Taïwan change de cap

La présidente de Taïwan, Tsai Ing-wen, tentera de se faire réélire à la tête du pays en janvier prochain.
Photo: Daniel Shih Agence France-Presse La présidente de Taïwan, Tsai Ing-wen, tentera de se faire réélire à la tête du pays en janvier prochain.

Hong Kong en est à son quatrième mois de manifestations violentes, et la planète entière se demande ce qui va se passer dans cette petite cité-État. La majorité des chefs d’État occidentaux n’ont émis que très peu de commentaires au sujet de la crise sociale brassant l’empire du Milieu, de peur de caresser cet éléphant dans le mauvais sens du poil. Toutefois, pour les politiciens taïwanais, la débâcle hongkongaise aura peut-être une incidence capitale sur leur élection en janvier 2020, et pourrait changer les relations transdétroit à jamais.

La présidente de Taïwan, Tsai Ing-wen, veut se faire réélire. Elle est chef du Parti démocrate progressiste (PDP), le parti majoritaire de la coalition panverte, qui est en faveur de l’indépendance de Taïwan. Jusqu’en juin, Tsai n’était pas sûre d’obtenir une nomination des membres de son parti comme candidate à la présidence. En effet, sa popularité connut un marasme sans précédent, avec un taux d’approbation de 15 % parmi ses citoyens. Plusieurs ténors de son parti n’avaient plus foi en ses capacités de remporter la présidence une seconde fois, et se sont rangés du côté de William Lai, le premier ministre sous la présidence de Tsai. Ils croyaient fermement que Lai était le seul candidat qui pouvait gagner face à Han Kuo-yu, poids lourd du parti Kuomintang (KMT). Celui-ci connut un succès phénoménal au sein de son parti, ayant décroché la mairie de Kaohsiung, seconde ville la plus populeuse de Taïwan, et peu après la nomination pour la présidence du KMT. Ainsi, que Tsai Ing-wen accède à la présidentielle et la remporte semblait invraisemblable.

Cousins hongkongais

Contrairement au KMT, le PDP a toujours rejeté vigoureusement le consensus de 1992. Celui-ci stipule officieusement qu’il existe une seule Chine, et que la réunification est le but commun des deux États. Tsai Ing-wen, aussi récemment qu’en janvier 2019, réitéra la position de son parti concernant le consensus tout en rappelant à ses citoyens que la Chine et Taïwan sont deux États très différents.

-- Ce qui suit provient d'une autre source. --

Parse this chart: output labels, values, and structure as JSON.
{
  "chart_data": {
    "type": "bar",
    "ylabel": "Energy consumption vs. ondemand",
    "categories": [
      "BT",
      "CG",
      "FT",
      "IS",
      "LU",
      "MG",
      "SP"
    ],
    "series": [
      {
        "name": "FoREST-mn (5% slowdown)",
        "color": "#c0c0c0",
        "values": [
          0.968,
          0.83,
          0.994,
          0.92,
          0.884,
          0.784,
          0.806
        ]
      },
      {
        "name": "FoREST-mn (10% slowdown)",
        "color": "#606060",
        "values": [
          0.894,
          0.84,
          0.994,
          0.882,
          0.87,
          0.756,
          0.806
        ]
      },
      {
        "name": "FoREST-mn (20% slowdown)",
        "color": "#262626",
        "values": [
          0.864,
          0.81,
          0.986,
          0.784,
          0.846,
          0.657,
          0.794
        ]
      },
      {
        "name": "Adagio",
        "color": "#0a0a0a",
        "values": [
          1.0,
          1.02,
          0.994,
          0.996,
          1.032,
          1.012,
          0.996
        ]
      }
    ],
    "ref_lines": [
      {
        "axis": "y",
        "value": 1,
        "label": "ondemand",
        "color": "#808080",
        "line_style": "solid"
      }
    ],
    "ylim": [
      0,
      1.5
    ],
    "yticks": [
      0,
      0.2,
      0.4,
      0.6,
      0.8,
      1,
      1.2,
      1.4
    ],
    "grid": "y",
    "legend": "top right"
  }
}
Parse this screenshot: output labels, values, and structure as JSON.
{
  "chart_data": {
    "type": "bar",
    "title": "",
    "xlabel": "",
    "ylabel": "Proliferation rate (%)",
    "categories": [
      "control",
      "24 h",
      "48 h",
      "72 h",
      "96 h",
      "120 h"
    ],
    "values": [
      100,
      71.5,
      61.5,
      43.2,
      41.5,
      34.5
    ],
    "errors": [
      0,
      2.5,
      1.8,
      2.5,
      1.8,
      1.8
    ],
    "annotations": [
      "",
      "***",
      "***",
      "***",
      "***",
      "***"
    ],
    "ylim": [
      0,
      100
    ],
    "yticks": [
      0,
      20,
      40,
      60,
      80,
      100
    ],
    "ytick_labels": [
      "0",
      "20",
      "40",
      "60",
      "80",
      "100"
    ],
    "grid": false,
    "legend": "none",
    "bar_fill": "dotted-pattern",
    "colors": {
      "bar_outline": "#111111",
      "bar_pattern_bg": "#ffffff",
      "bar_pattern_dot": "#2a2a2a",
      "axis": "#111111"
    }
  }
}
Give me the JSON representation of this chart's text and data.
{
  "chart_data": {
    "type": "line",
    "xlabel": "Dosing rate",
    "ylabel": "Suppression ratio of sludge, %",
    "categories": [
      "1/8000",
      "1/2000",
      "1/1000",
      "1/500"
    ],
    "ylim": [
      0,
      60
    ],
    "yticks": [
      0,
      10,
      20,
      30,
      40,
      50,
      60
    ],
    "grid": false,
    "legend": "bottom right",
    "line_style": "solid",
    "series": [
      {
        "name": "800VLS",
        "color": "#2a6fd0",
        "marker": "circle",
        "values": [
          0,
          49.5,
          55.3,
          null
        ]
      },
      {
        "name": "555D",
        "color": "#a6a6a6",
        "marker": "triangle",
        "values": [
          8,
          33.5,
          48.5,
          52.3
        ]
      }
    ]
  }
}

Elle critiqua également la doctrine de « Un pays, deux systèmes », soit le principe par lequel Pékin qualifia le système politique de Hong Kong suite à la rétrocession de 1997, affirmant que cette doctrine était équivalente en pratique au consensus de 1992.

Il s’agissait de marivaudages politiques relativement bénins, caractéristiques des positions verbeuses du PDP concernant les relations transdétroit ; bénins jusqu’à ce que les manifestants à Hong Kong remettent en question la validité de « Un pays, deux systèmes ». Dès le 9 juin, date de début des manifestations, les Taïwanais virent les libertés de leurs cousins hongkongais s’éroder aux mains de Pékin. Ils craignaient plus que jamais qu’une réunification avec la Chine continentale vaille une adhésion obligatoire au régime communiste et l’abandon de leur démocratie. Pendant que des images de brutalité policière firent le tour des médias de l’État insulaire, l’indépendance devint une possibilité tangible. Tsai utilisa cette anxiété pour rappeler aux membres de son parti qu’elle était une fervente pourfendeuse du communisme chinois, et qu’elle ne souhaitait jamais une réunification. Son parti a changé son fusil d’épaule et a nommé Tsai le 19 juin comme candidate à la présidentielle. Depuis sa nomination, les sondages montrent une avance grandissante en sa faveur : le plus récent, une avance de 16 % sur son adversaire du KMT, alors qu’en juin les deux candidats recueillaient environ les mêmes intentions de vote.

Xi Jinping surveille de près le résultat de l’élection de Taïwan en janvier. Si Tsai Ing-Wen la remporte avec une forte majorité législative, elle pourrait décider de prioriser des mesures favorisant l’indépendance de Taïwan. Il n’est pas impensable que la Chine intervienne militairement à Taïwan. La communauté internationale devrait mieux cerner les répercussions globales des manifestations à Hong Kong, et intervenir de sorte à minimiser leur potentiel explosif avant qu’il ne soit trop tard.